Direct electron transfer catalysed by enzymes: application for biosensor development

Abstract

The ability to catalyse an electrode reaction via direct (mediatorless) electron transfer has been demonstrated for a number of redox enzymes. In the case of mediatorless electron transfer, the electron is transferred directly from the electrode to the substrate molecule via the active site of the enzyme, or vice versa. The electron itself is the second substrate for the reaction. An important point characterizing bioelectrocatalysis is the catalytic removal of the reaction over-voltage. Therefore the enzyme attached to the electrode is able to catalyse electrode reaction and forms a ‘molecular transducer’. The substrate can be detected by potentiometric measurement of the removal of reaction over-voltage.
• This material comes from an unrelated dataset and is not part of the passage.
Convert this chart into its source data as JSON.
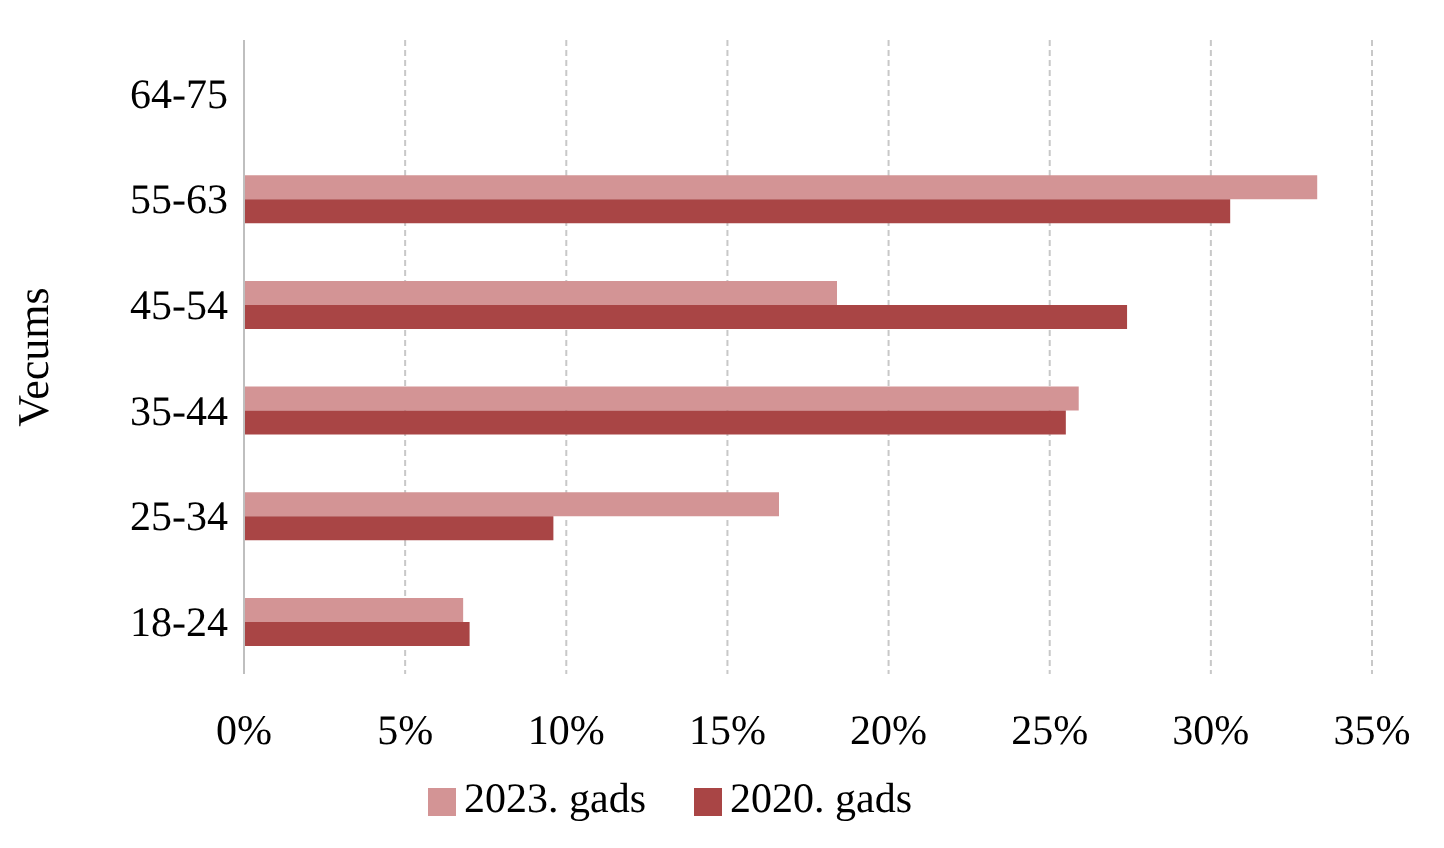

The enzyme laccase is able to catalyse the reaction of oxygen electroreduction. Therefore a laccase molecular layer attached to the electrode surface forms an oxygen transducer. The formation of the layer results in a change of the electrocatalytic feature of the electrode. Laccase label coupled with either ligand or receptor allows the detection of ligand-receptor complex formation/dissociation on the electrode surface. The detection is virtually reagentless. The substrates for the reaction are molecular oxygen and the electron itself. Numerous reagentless immunosensors of different formats (competitive, displacement and sandwich) have been developed, as well as the reagentless detection system for immunofiltration/immunochromatography.